Profiles for RISC-V


Aaron Durbin
 

Hi All,


My apologies for the long email up front. I hope people find this useful as well as a starting point for a broader discussion in how all these pieces fit together within RISC-V. There are implications to the decisions we make on this front. I’m cross posting to multiple lists for visibility. However, please direct all responses to the Profiles mailing list: https://lists.riscv.org/g/tech-profiles


I had volunteered to take a stab at describing the interaction between Profiles, Platforms, and OS-A SEE. As alluded to in the last list item, this particular write up will focus on OS-A (application level devices) and the A Profiles. In the current proposed specification, there can and will be Profiles defined for different target markets/applications. I hope I captured the intent of what has been said in meetings I have been in as well as what is written previously. Please provide any feedback where I am wrong in my understanding of the direction on these particular topics.


For Profiles, Platforms, and OS-A SEE, there is a dependency chain in that a Profile serves as the base dependency and OS-A SEE would depend on a Profile. A Platform, in turn, would depend on an OS-A SEE. The OS-A SEE is about providing specs for binary operating systems for booting, and a Platform is targeting particular manifestations of RISC-V implementation for a particular target market (e.g. server). Each will, or can, have different versions of their requirements over time. One can think of a tuple of those specification versions culminating in distinct requirements for both hardware and software implementations.


Profiles are expected to be a roadmap of the future support expected in both software and hardware. In the current Profile proposed specification, there are RVA20S64 and RVA22S64 variants. There’s also a proposal for a RVA23S64 Profile based on what is known today about in-flight extensions that are working through the system in 2022. Within the current proposed specification there are classifications of options/extensions: mandatory, supported optional, unsupported optional, and incompatible. Please read the proposed specification for details of the meanings. In short, the mandatory classification provides baseline expectations, and the incompatible classification sets an expectation that those options/extensions are *not* present.

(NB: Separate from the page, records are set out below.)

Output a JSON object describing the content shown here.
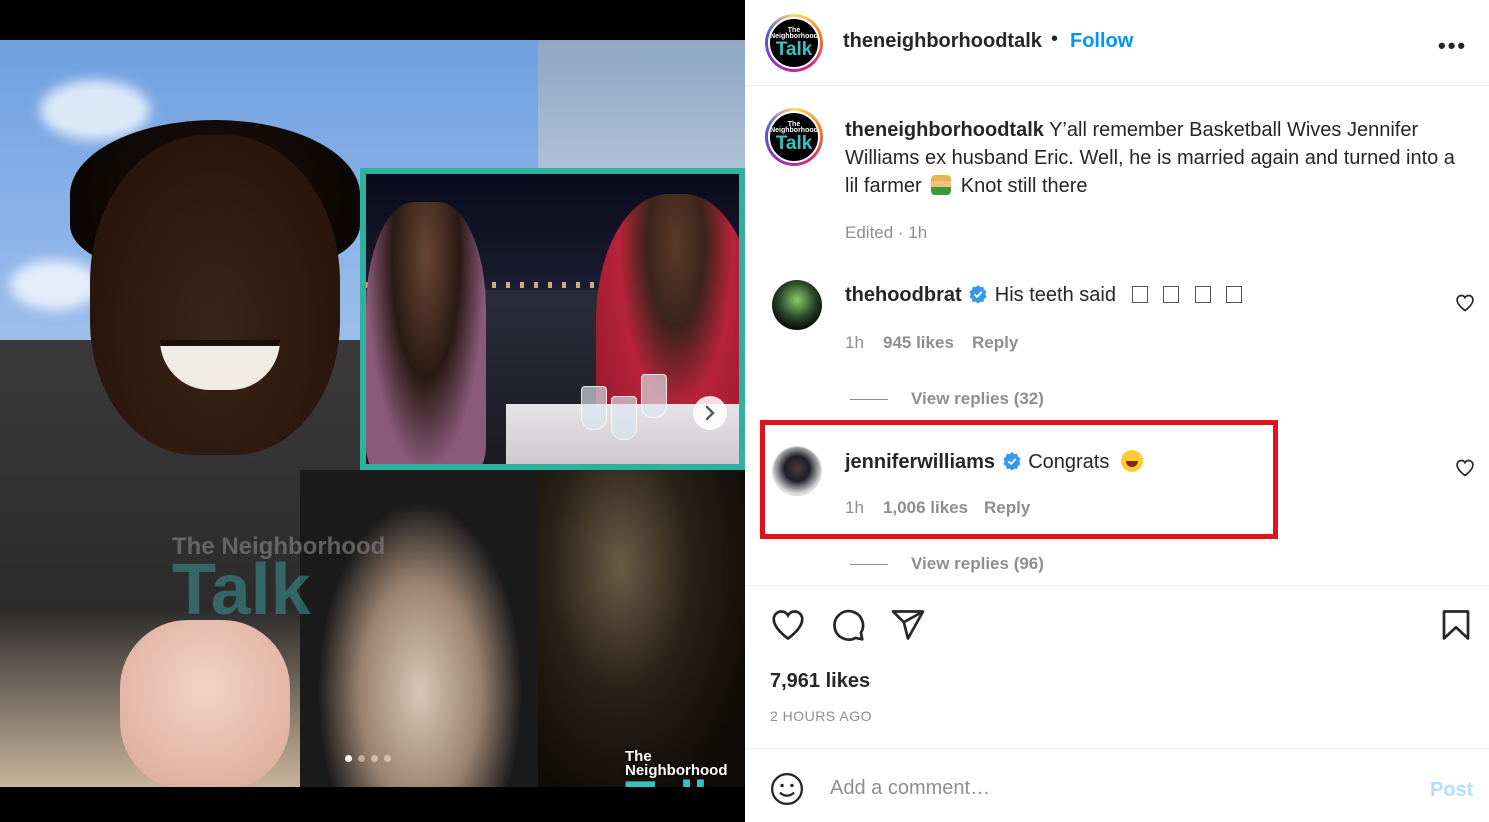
{
  "post": {
    "media": {
      "watermark_small": "The Neighborhood",
      "watermark_big": "Talk",
      "carousel_dots": [
        true,
        false,
        false,
        false
      ]
    },
    "header": {
      "username": "theneighborhoodtalk",
      "separator": "•",
      "follow_label": "Follow",
      "more_label": "•••",
      "avatar_small": "The Neighborhood",
      "avatar_big": "Talk"
    },
    "caption": {
      "username": "theneighborhoodtalk",
      "text_part1": "Y’all remember Basketball Wives Jennifer Williams ex husband Eric. Well, he is married again and turned into a lil farmer",
      "text_part2": "Knot still there",
      "meta": "Edited · 1h"
    },
    "comments": [
      {
        "username": "thehoodbrat",
        "verified": true,
        "text": "His teeth said",
        "time": "1h",
        "likes": "945 likes",
        "reply_label": "Reply",
        "view_replies": "View replies (32)"
      },
      {
        "username": "jenniferwilliams",
        "verified": true,
        "text": "Congrats",
        "time": "1h",
        "likes": "1,006 likes",
        "reply_label": "Reply",
        "view_replies": "View replies (96)"
      }
    ],
    "likes_count": "7,961 likes",
    "timestamp": "2 HOURS AGO",
    "comment_box": {
      "placeholder": "Add a comment…",
      "post_label": "Post"
    }
  },
  "colors": {
    "follow": "#0095f6",
    "highlight_box": "#e0121b",
    "verified": "#3897f0",
    "post_disabled": "#b2dffc"
  }
}
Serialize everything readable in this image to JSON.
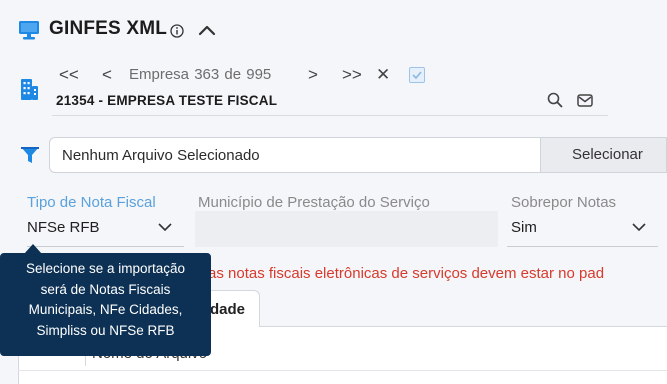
{
  "header": {
    "title": "GINFES XML"
  },
  "nav": {
    "first": "<<",
    "prev": "<",
    "record_text": "Empresa 363 de 995",
    "next": ">",
    "last": ">>",
    "close": "✕",
    "company": "21354 - EMPRESA TESTE FISCAL"
  },
  "file": {
    "value": "Nenhum Arquivo Selecionado",
    "select_label": "Selecionar"
  },
  "fields": {
    "tipo": {
      "label": "Tipo de Nota Fiscal",
      "value": "NFSe RFB"
    },
    "municipio": {
      "label": "Município de Prestação do Serviço",
      "value": ""
    },
    "sobrepor": {
      "label": "Sobrepor Notas",
      "value": "Sim"
    }
  },
  "error": {
    "text": "as notas fiscais eletrônicas de serviços devem estar no pad"
  },
  "tabs": [
    {
      "label": "dade"
    }
  ],
  "table": {
    "columns": [
      "Nome do Arquivo"
    ]
  },
  "tooltip": {
    "lines": [
      "Selecione se a importação",
      "será de Notas Fiscais",
      "Municipais, NFe Cidades,",
      "Simpliss ou NFSe RFB"
    ]
  },
  "colors": {
    "accent": "#1e88e5",
    "tooltip_bg": "#0d3154",
    "error": "#d83a2c",
    "active_label": "#5aa1dd"
  },
  "icons": [
    "computer-icon",
    "info-icon",
    "chevron-up-icon",
    "building-icon",
    "search-icon",
    "mail-icon",
    "filter-icon",
    "chevron-down-icon",
    "checkbox-icon"
  ]
}
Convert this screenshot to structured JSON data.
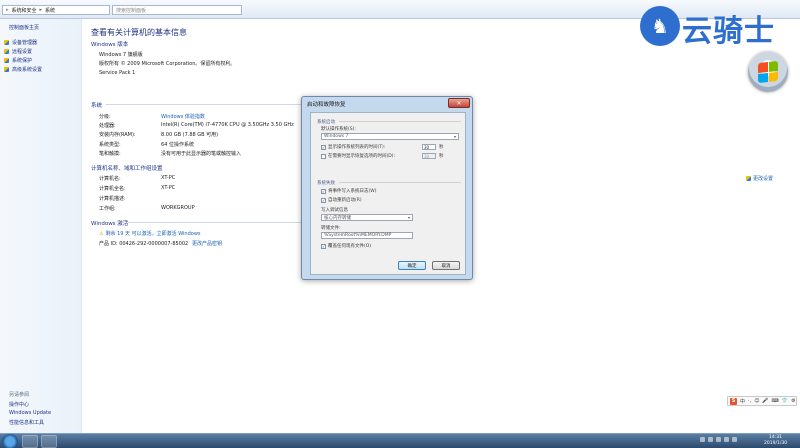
{
  "address": {
    "crumb1": "系统和安全",
    "crumb2": "系统",
    "search_placeholder": "搜索控制面板"
  },
  "nav": {
    "home": "控制面板主页",
    "items": [
      "设备管理器",
      "远程设置",
      "系统保护",
      "高级系统设置"
    ],
    "see_also_title": "另请参阅",
    "see_also": [
      "操作中心",
      "Windows Update",
      "性能信息和工具"
    ]
  },
  "main": {
    "title": "查看有关计算机的基本信息",
    "edition_header": "Windows 版本",
    "edition_name": "Windows 7 旗舰版",
    "copyright": "版权所有 © 2009 Microsoft Corporation。保留所有权利。",
    "service_pack": "Service Pack 1",
    "system_header": "系统",
    "rating_label": "分级:",
    "rating_value": "Windows 体验指数",
    "cpu_label": "处理器:",
    "cpu_value": "Intel(R) Core(TM) i7-4770K CPU @ 3.50GHz   3.50 GHz",
    "ram_label": "安装内存(RAM):",
    "ram_value": "8.00 GB (7.88 GB 可用)",
    "type_label": "系统类型:",
    "type_value": "64 位操作系统",
    "pen_label": "笔和触摸:",
    "pen_value": "没有可用于此显示器的笔或触控输入",
    "computer_header": "计算机名称、域和工作组设置",
    "name_label": "计算机名:",
    "name_value": "XT-PC",
    "fullname_label": "计算机全名:",
    "fullname_value": "XT-PC",
    "desc_label": "计算机描述:",
    "desc_value": "",
    "wg_label": "工作组:",
    "wg_value": "WORKGROUP",
    "change_settings": "更改设置",
    "activation_header": "Windows 激活",
    "activation_text": "剩余 19 天 可以激活。立即激活 Windows",
    "pid_label": "产品 ID: 00426-292-0000007-85002",
    "change_key": "更改产品密钥"
  },
  "watermark": {
    "glyph": "♞",
    "text": "云骑士"
  },
  "dialog": {
    "title": "启动和故障恢复",
    "close": "✕",
    "group1": "系统启动",
    "default_os_label": "默认操作系统(S):",
    "default_os_value": "Windows 7",
    "show_list_label": "显示操作系统列表的时间(T):",
    "show_list_value": "30",
    "seconds": "秒",
    "show_recovery_label": "在需要时显示恢复选项的时间(D):",
    "show_recovery_value": "30",
    "seconds2": "秒",
    "group2": "系统失败",
    "write_event_label": "将事件写入系统日志(W)",
    "auto_restart_label": "自动重新启动(R)",
    "debug_info_label": "写入调试信息",
    "debug_info_value": "核心内存转储",
    "dump_file_label": "转储文件:",
    "dump_file_value": "%SystemRoot%\\MEMORY.DMP",
    "overwrite_label": "覆盖任何现有文件(O)",
    "ok": "确定",
    "cancel": "取消"
  },
  "ime": {
    "logo": "S",
    "items": [
      "中",
      "·,",
      "☺",
      "🎤",
      "⌨",
      "👕",
      "⚙"
    ]
  },
  "clock": {
    "time": "14:31",
    "date": "2019/1/30"
  }
}
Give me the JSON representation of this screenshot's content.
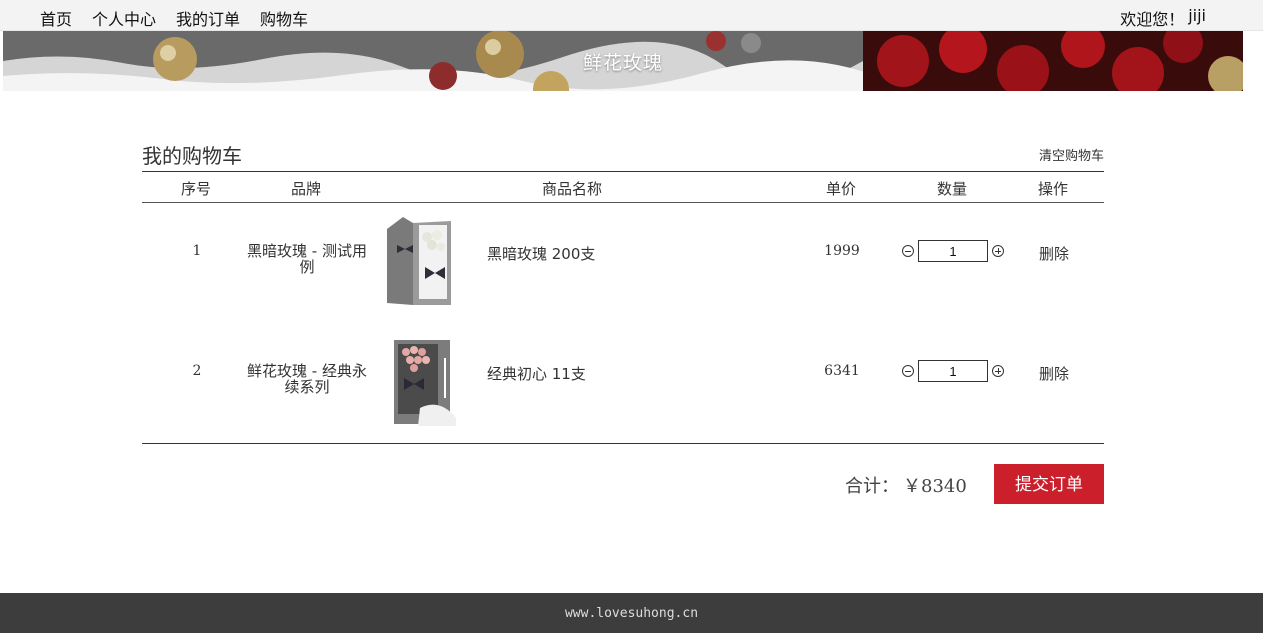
{
  "nav": {
    "links": [
      "首页",
      "个人中心",
      "我的订单",
      "购物车"
    ],
    "welcome_prefix": "欢迎您！",
    "username": "jiji"
  },
  "banner": {
    "title": "鲜花玫瑰"
  },
  "cart": {
    "title": "我的购物车",
    "clear_label": "清空购物车",
    "columns": [
      "序号",
      "品牌",
      "商品名称",
      "单价",
      "数量",
      "操作"
    ],
    "rows": [
      {
        "index": "1",
        "brand": "黑暗玫瑰 - 测试用例",
        "product": "黑暗玫瑰 200支",
        "price": "1999",
        "quantity": "1",
        "action": "删除"
      },
      {
        "index": "2",
        "brand": "鲜花玫瑰 - 经典永续系列",
        "product": "经典初心 11支",
        "price": "6341",
        "quantity": "1",
        "action": "删除"
      }
    ],
    "total_label": "合计：",
    "total_value": "￥8340",
    "submit_label": "提交订单"
  },
  "footer": {
    "text": "www.lovesuhong.cn"
  },
  "colors": {
    "accent": "#cc1f2c",
    "footer_bg": "#3d3d3d",
    "nav_bg": "#f3f3f3"
  }
}
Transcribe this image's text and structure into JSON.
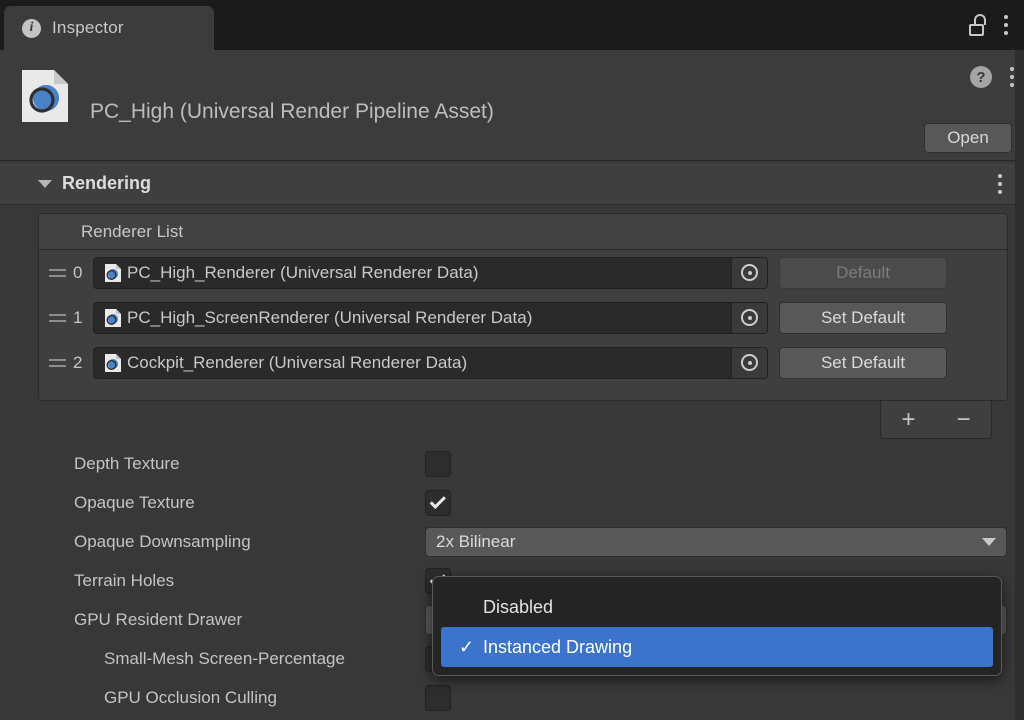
{
  "window": {
    "tab_label": "Inspector",
    "tab_icon": "info-icon",
    "lock_icon": "unlocked-padlock-icon",
    "menu_icon": "kebab-menu-icon"
  },
  "asset_header": {
    "title": "PC_High (Universal Render Pipeline Asset)",
    "icon": "urp-asset-icon",
    "help_label": "?",
    "menu_icon": "kebab-menu-icon",
    "open_button": "Open"
  },
  "section": {
    "title": "Rendering",
    "expanded": true,
    "foldout_icon": "triangle-down-icon",
    "menu_icon": "kebab-menu-icon"
  },
  "renderer_list": {
    "header": "Renderer List",
    "rows": [
      {
        "index": "0",
        "name": "PC_High_Renderer (Universal Renderer Data)",
        "button": "Default",
        "button_disabled": true
      },
      {
        "index": "1",
        "name": "PC_High_ScreenRenderer (Universal Renderer Data)",
        "button": "Set Default",
        "button_disabled": false
      },
      {
        "index": "2",
        "name": "Cockpit_Renderer (Universal Renderer Data)",
        "button": "Set Default",
        "button_disabled": false
      }
    ],
    "add_label": "+",
    "remove_label": "−"
  },
  "properties": [
    {
      "label": "Depth Texture",
      "type": "checkbox",
      "value": false
    },
    {
      "label": "Opaque Texture",
      "type": "checkbox",
      "value": true
    },
    {
      "label": "Opaque Downsampling",
      "type": "popup",
      "value": "2x Bilinear"
    },
    {
      "label": "Terrain Holes",
      "type": "checkbox",
      "value": true
    },
    {
      "label": "GPU Resident Drawer",
      "type": "popup",
      "value": "Instanced Drawing"
    },
    {
      "label": "Small-Mesh Screen-Percentage",
      "type": "field",
      "value": "",
      "indent": true
    },
    {
      "label": "GPU Occlusion Culling",
      "type": "checkbox",
      "value": false,
      "indent": true
    }
  ],
  "dropdown": {
    "open": true,
    "items": [
      {
        "label": "Disabled",
        "selected": false,
        "check": ""
      },
      {
        "label": "Instanced Drawing",
        "selected": true,
        "check": "✓"
      }
    ]
  },
  "colors": {
    "background": "#383838",
    "panel": "#3c3c3c",
    "tabbar": "#1b1b1b",
    "accent_selection": "#3c74cd",
    "text": "#c4c4c4",
    "text_disabled": "#7b7b7b"
  }
}
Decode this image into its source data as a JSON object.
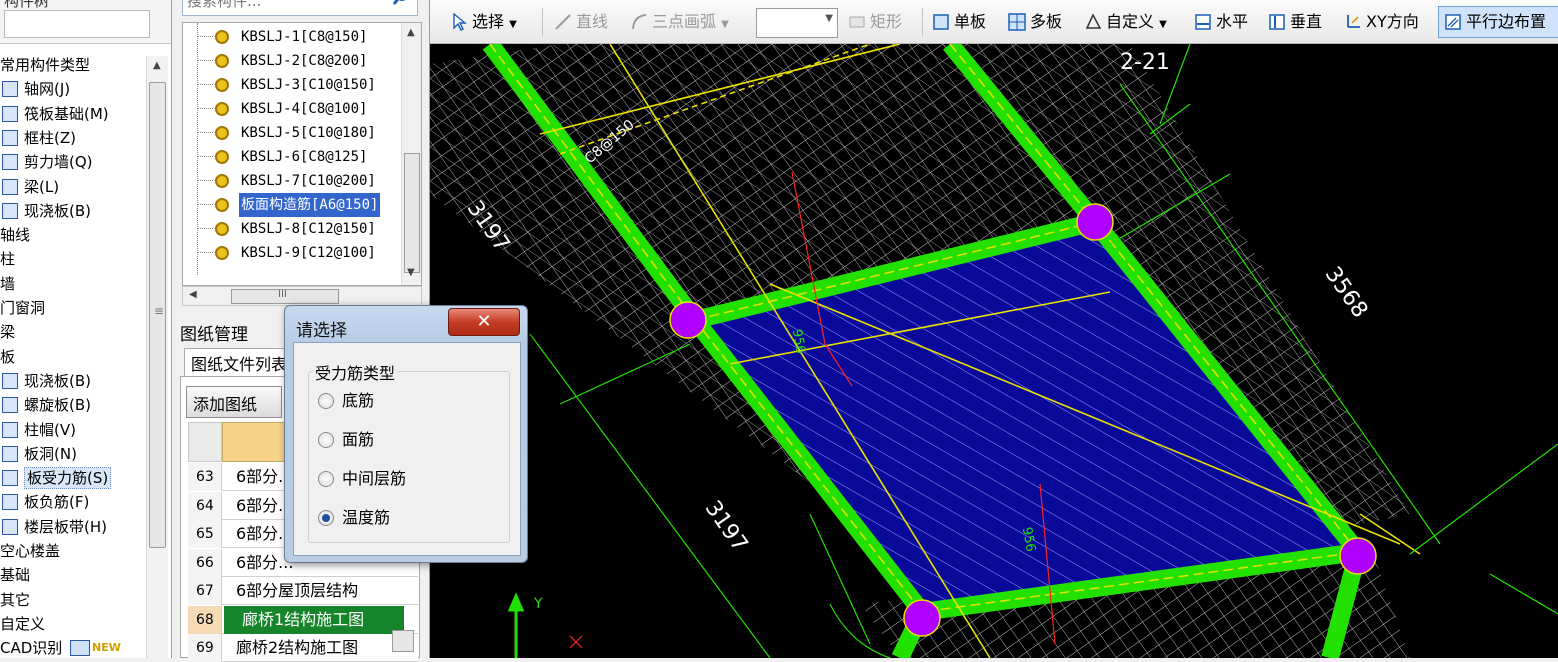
{
  "left_tree": {
    "top_partial": "构件树",
    "items": [
      {
        "label": "常用构件类型"
      },
      {
        "label": "轴网(J)"
      },
      {
        "label": "筏板基础(M)"
      },
      {
        "label": "框柱(Z)"
      },
      {
        "label": "剪力墙(Q)"
      },
      {
        "label": "梁(L)"
      },
      {
        "label": "现浇板(B)"
      },
      {
        "label": "轴线"
      },
      {
        "label": "柱"
      },
      {
        "label": "墙"
      },
      {
        "label": "门窗洞"
      },
      {
        "label": "梁"
      },
      {
        "label": "板"
      },
      {
        "label": "现浇板(B)"
      },
      {
        "label": "螺旋板(B)"
      },
      {
        "label": "柱帽(V)"
      },
      {
        "label": "板洞(N)"
      },
      {
        "label": "板受力筋(S)"
      },
      {
        "label": "板负筋(F)"
      },
      {
        "label": "楼层板带(H)"
      },
      {
        "label": "空心楼盖"
      },
      {
        "label": "基础"
      },
      {
        "label": "其它"
      },
      {
        "label": "自定义"
      },
      {
        "label": "CAD识别"
      }
    ],
    "new_badge": "NEW"
  },
  "component_panel": {
    "search_placeholder": "搜索构件...",
    "items": [
      {
        "label": "KBSLJ-1[C8@150]"
      },
      {
        "label": "KBSLJ-2[C8@200]"
      },
      {
        "label": "KBSLJ-3[C10@150]"
      },
      {
        "label": "KBSLJ-4[C8@100]"
      },
      {
        "label": "KBSLJ-5[C10@180]"
      },
      {
        "label": "KBSLJ-6[C8@125]"
      },
      {
        "label": "KBSLJ-7[C10@200]"
      },
      {
        "label": "板面构造筋[A6@150]"
      },
      {
        "label": "KBSLJ-8[C12@150]"
      },
      {
        "label": "KBSLJ-9[C12@100]"
      }
    ],
    "hscroll_grip": "III"
  },
  "drawing_manager": {
    "title": "图纸管理",
    "tab": "图纸文件列表",
    "add_button": "添加图纸",
    "rows": [
      {
        "no": "63",
        "name": "6部分..."
      },
      {
        "no": "64",
        "name": "6部分..."
      },
      {
        "no": "65",
        "name": "6部分..."
      },
      {
        "no": "66",
        "name": "6部分..."
      },
      {
        "no": "67",
        "name": "6部分屋顶层结构"
      },
      {
        "no": "68",
        "name": "廊桥1结构施工图"
      },
      {
        "no": "69",
        "name": "廊桥2结构施工图"
      }
    ]
  },
  "dialog": {
    "title": "请选择",
    "close": "✕",
    "group_title": "受力筋类型",
    "options": [
      {
        "label": "底筋",
        "checked": false
      },
      {
        "label": "面筋",
        "checked": false
      },
      {
        "label": "中间层筋",
        "checked": false
      },
      {
        "label": "温度筋",
        "checked": true
      }
    ]
  },
  "toolbar": {
    "select": "选择",
    "line": "直线",
    "arc": "三点画弧",
    "rect": "矩形",
    "single": "单板",
    "multi": "多板",
    "custom": "自定义",
    "horizontal": "水平",
    "vertical": "垂直",
    "xy": "XY方向",
    "parallel": "平行边布置"
  },
  "canvas": {
    "labels": {
      "axis_id": "2-21",
      "dim_a": "3197",
      "dim_b": "3568",
      "dim_c": "3197",
      "rebar_tag": "C8@150",
      "y_axis": "Y",
      "small_a": "956",
      "small_b": "956"
    },
    "colors": {
      "background": "#000000",
      "beam_green": "#22e000",
      "slab_fill": "#0a0a9a",
      "yellow": "#e8e000",
      "column": "#b000ff",
      "red": "#ff2020"
    }
  }
}
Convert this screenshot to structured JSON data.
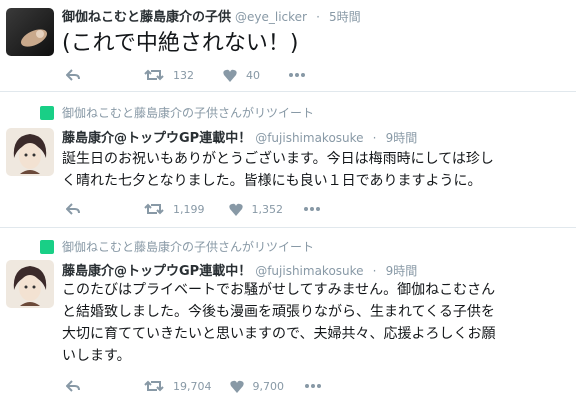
{
  "tweets": [
    {
      "name": "御伽ねこむと藤島康介の子供",
      "handle": "@eye_licker",
      "time": "5時間",
      "text": "(これで中絶されない！)",
      "retweets": "132",
      "likes": "40"
    },
    {
      "retweeted_by": "御伽ねこむと藤島康介の子供さんがリツイート",
      "name": "藤島康介@トップウGP連載中！",
      "handle": "@fujishimakosuke",
      "time": "9時間",
      "text_lines": [
        "誕生日のお祝いもありがとうございます。今日は梅雨時にしては珍し",
        "く晴れた七夕となりました。皆様にも良い１日でありますように。"
      ],
      "retweets": "1,199",
      "likes": "1,352"
    },
    {
      "retweeted_by": "御伽ねこむと藤島康介の子供さんがリツイート",
      "name": "藤島康介@トップウGP連載中！",
      "handle": "@fujishimakosuke",
      "time": "9時間",
      "text_lines": [
        "このたびはプライベートでお騒がせしてすみません。御伽ねこむさん",
        "と結婚致しました。今後も漫画を頑張りながら、生まれてくる子供を",
        "大切に育てていきたいと思いますので、夫婦共々、応援よろしくお願",
        "いします。"
      ],
      "retweets": "19,704",
      "likes": "9,700"
    }
  ],
  "time_sep": "·",
  "colors": {
    "muted": "#8899a6",
    "retweet_badge": "#19cf86"
  }
}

The intention for a Profile is to “only describe ISA features, not a complete execution environment.” It should be noted, though maybe obvious to some, that a Profile is providing expectations for both the instruction stream that can be emitted from a compiler as well as other architectural state that does not have an impact on the compiler’s instruction emission (runtime handling within the OS, e.g.). The Profile is expecting that software can assume all those mandatory requirements exist, either in instruction support or runtime. 


The current cadence is a yearly Profile release that incorporates the latest ratified extensions. While extensions/options may start in a supported optional categorization, the trend is that there is a progression to a mandatory classification for the ratified extensions. (Note: RVA23S64 proposal does have a case where an extension moves in the opposite direction).


With the aforementioned yearly Profile release cadence setting the roadmap in direction, one needs to figure out how to intercept a particular release from both a software and hardware implementation standpoint. An OS-A SEE version would need to pick a Profile version. With that in mind there is now a default target for the compiler to choose instructions (mandatory instructions). For the kernel itself adhering to a particular Profile, it’s not clear if the kernel would refuse to boot if a particular mandatory option/extension was not available on a particular implementation. The hardware implementers can take up to 2-3 years to deliver a product. As such, there is inherently a lag in interception on the hardware front with a Profile. A RVA22 Profile may not see compatible hardware until 2024, e.g.. But for binary compatibility of Operating Systems, one needs to figure out how to align against a Profile version (by way of an OS-A SEE). An implication I observe from the progression of extensions/options going to mandatory is that there is a multiplier effect on the number of build targets. That can be solved by fixing on a particular Profile version in time (read: older), and dealing with runtime choices for newer extensions/options. That’s simplistic, but I’m not sure that’s necessarily the best path. We may need to decide what extensions we truly want to be mandatory as a fixed baseline. A biennial cadence was proposed for a OS-A SEE release, but as I noted there are implications from the transitive dependencies of the Profile progression. I do want to point out that the previous explanation was focusing on binary compatibility. If a user/operator can rebuild their software, they certainly can target newer Profiles with the knowledge their particular piece of hardware supports it.


In short, we have multiple moving trains that we need to align the various specifications with the right version to ensure it fosters the best possible outcome for the RISC-V ecosystem. There are implications for hardware implementers bringing a product to market as well as software vendors who are bringing products to market too.


Thanks for taking the time to read and digest. I hope it produces a fruitful discussion that allows us to come up with the best plan that achieves the goals of hardware implementers, software implementers, and users.